Connu surtout pour être le père de l’indépendance de la Tunisie, Habib Bourguiba l’est moins pour ses œuvres législatives. Après la promulgation le 1er juin 1956 de la Constitution qui mettait en exergue l’égalité des sexes, le premier président tunisien défraie la chronique le 13 août de la même année avec l’entrée en vigueur du nouveau code du statut personnel. Bourguiba venait de remettre en question tous les us et coutumes en vigueur dans le monde arabo-musulman. Juriste de formation et avocat, il a osé mettre la femme sur le même pied d’égalité que l’homme dans la vie familiale. Bourguiba restera dans l’histoire comme celui qui a révolutionné les relations conjugales dans un pays, voire dans une partie du monde, où la femme est considérée par certains conservateurs comme une vulgaire marchandise. Le prédécesseur de Benali a aboli tous les droits qui permettaient à l’homme de disposer à sa guise de la vie d’une femme. Il a mis une croix rouge sur la polygamie et la répudiation. L’avantage de Bourguiba est d’avoir agi rapidement après l’accession de son pays à l’indépendance. Il n’a pas laissé le temps aux conservateurs de se constituer en opposition. Tout le monde a été pris de court. Les femmes tunisiennes lui doivent une fière chandelle, bien que son règne ait fait l’objet de nombreuses critiques en raison de son totalitarisme. Bourguiba a donné à la femme tunisienne une chance inouïe de pouvoir gérer sa vie toute seule, à un moment où dans d’autres contrées, certaines, beaucoup plus développées, la gent féminine ne dispose toujours pas du droit de vote. C’est encore le cas d’ailleurs dans plusieurs pays arabes et musulmans, près d’un demi-siècle plus tard. Il est le précurseur dans le combat pour la libération de la femme dans une conjoncture défavorable, marquée par la domination de l’homme. Il a chamboulé l’ordre établi et son geste demeurera un fait inédit et historique dans le monde. L’exemple tunisien en matière de droit de la femme constitue une référence dans la lutte des femmes de l’hémisphère sud de la planète, particulièrement en Afrique du Nord. Certainement maudit par beaucoup de Tunisiens machistes, Bourguiba est le sauveur de ces dames tunisiennes qui ont eu la chance d’avoir des droits, encore revendiqués aujourd’hui dans plusieurs pays.

Maroc
[color=CC0000]Mohammed VI s’engage dans la modernité[/color]

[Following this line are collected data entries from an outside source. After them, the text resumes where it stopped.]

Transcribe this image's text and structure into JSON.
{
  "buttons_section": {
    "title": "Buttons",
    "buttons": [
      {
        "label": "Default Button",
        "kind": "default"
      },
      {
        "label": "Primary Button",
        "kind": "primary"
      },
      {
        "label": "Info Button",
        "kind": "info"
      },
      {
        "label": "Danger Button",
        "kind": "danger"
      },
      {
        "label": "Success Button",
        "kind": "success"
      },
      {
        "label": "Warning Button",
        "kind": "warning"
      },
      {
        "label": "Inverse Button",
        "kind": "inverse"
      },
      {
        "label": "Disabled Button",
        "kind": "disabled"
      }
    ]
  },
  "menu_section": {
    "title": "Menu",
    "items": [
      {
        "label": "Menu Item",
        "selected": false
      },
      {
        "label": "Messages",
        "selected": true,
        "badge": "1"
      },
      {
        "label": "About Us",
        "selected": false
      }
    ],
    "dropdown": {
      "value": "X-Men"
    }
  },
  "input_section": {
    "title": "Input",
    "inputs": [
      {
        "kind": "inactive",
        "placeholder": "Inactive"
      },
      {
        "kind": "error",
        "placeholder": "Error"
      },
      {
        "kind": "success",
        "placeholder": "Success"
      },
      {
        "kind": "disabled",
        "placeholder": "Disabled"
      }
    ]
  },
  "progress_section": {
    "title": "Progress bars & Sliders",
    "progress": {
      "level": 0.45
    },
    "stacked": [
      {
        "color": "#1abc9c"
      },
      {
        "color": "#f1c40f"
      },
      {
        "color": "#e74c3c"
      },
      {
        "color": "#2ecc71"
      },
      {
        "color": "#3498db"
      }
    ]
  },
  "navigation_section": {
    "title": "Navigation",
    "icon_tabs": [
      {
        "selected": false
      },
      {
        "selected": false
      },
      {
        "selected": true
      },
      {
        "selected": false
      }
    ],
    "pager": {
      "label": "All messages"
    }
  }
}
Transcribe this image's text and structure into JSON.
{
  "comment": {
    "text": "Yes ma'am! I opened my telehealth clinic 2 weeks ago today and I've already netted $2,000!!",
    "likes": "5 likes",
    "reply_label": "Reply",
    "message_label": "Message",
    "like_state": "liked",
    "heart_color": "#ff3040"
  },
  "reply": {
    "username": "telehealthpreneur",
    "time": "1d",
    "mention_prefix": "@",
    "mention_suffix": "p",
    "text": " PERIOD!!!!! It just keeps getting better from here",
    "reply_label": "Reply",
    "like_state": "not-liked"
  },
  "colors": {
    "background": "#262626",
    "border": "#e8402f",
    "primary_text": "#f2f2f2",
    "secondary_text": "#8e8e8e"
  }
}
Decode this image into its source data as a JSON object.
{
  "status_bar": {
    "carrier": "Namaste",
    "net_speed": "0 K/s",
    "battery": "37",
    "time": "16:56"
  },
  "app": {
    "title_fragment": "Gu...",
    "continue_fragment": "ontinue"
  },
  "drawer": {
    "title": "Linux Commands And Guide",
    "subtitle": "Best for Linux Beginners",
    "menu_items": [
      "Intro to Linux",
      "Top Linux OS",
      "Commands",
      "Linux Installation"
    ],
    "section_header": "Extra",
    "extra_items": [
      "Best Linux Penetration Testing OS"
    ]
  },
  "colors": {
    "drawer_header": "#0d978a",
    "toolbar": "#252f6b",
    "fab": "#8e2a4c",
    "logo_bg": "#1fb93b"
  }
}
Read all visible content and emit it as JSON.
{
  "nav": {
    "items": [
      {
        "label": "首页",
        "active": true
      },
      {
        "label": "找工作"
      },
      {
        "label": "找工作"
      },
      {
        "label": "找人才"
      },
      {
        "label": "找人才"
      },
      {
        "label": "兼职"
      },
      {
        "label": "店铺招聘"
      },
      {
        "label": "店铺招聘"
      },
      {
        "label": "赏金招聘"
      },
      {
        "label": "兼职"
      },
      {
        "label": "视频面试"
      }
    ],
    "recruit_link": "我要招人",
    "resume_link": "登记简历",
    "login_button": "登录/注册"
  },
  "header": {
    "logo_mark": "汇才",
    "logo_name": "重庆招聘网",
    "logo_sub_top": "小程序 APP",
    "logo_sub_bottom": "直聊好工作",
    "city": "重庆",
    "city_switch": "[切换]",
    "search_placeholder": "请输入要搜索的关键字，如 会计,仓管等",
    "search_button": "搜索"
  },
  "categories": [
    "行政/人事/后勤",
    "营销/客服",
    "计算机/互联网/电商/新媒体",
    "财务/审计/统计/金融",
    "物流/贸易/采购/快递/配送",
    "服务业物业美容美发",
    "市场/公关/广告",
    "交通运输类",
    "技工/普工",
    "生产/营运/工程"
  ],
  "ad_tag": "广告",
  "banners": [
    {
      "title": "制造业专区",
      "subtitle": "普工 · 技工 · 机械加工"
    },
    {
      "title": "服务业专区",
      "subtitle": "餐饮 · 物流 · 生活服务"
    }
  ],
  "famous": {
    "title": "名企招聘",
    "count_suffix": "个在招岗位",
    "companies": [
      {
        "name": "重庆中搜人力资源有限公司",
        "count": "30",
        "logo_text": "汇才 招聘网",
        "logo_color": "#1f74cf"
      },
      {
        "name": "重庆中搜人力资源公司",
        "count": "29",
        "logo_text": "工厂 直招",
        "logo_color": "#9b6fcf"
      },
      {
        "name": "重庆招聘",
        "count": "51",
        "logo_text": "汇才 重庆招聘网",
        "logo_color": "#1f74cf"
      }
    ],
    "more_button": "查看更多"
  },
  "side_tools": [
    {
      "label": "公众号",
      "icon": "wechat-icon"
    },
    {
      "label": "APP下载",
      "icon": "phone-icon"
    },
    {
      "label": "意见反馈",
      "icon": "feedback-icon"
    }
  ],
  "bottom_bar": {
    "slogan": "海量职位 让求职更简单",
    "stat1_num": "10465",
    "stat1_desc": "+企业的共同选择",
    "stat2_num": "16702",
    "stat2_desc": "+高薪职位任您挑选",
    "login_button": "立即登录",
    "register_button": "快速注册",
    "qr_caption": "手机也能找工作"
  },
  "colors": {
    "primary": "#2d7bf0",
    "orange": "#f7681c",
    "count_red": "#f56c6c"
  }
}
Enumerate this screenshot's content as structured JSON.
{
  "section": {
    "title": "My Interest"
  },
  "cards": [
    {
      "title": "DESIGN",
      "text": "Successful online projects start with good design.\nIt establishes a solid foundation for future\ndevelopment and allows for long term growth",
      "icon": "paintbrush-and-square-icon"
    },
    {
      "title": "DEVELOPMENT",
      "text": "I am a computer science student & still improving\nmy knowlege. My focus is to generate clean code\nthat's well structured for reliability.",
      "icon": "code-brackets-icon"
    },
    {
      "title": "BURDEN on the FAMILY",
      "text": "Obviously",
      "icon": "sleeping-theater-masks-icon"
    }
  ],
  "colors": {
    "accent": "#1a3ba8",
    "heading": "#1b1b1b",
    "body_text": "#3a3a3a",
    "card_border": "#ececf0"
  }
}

Jusqu’au 10 octobre, les Marocaines étaient sous des lois discriminatoires et leurs luttes pour des droits conformes aux conventions internationales étaient perçues par l’établissement comme arrogantes, voire des copies serviles du modèle occidental. Pour les islamistes, ces revendications sont inconnues dans la charia. Comme les Algériennes, les Marocaines n’avaient qu’une place de procréatrice dans le droit de la famille et moins loties qu’elles dans la sphère socioéconomique et politique. Tant et si bien que les féministes marocaines devaient se résigner à revendiquer une synthèse entre droits universels et culture musulmane.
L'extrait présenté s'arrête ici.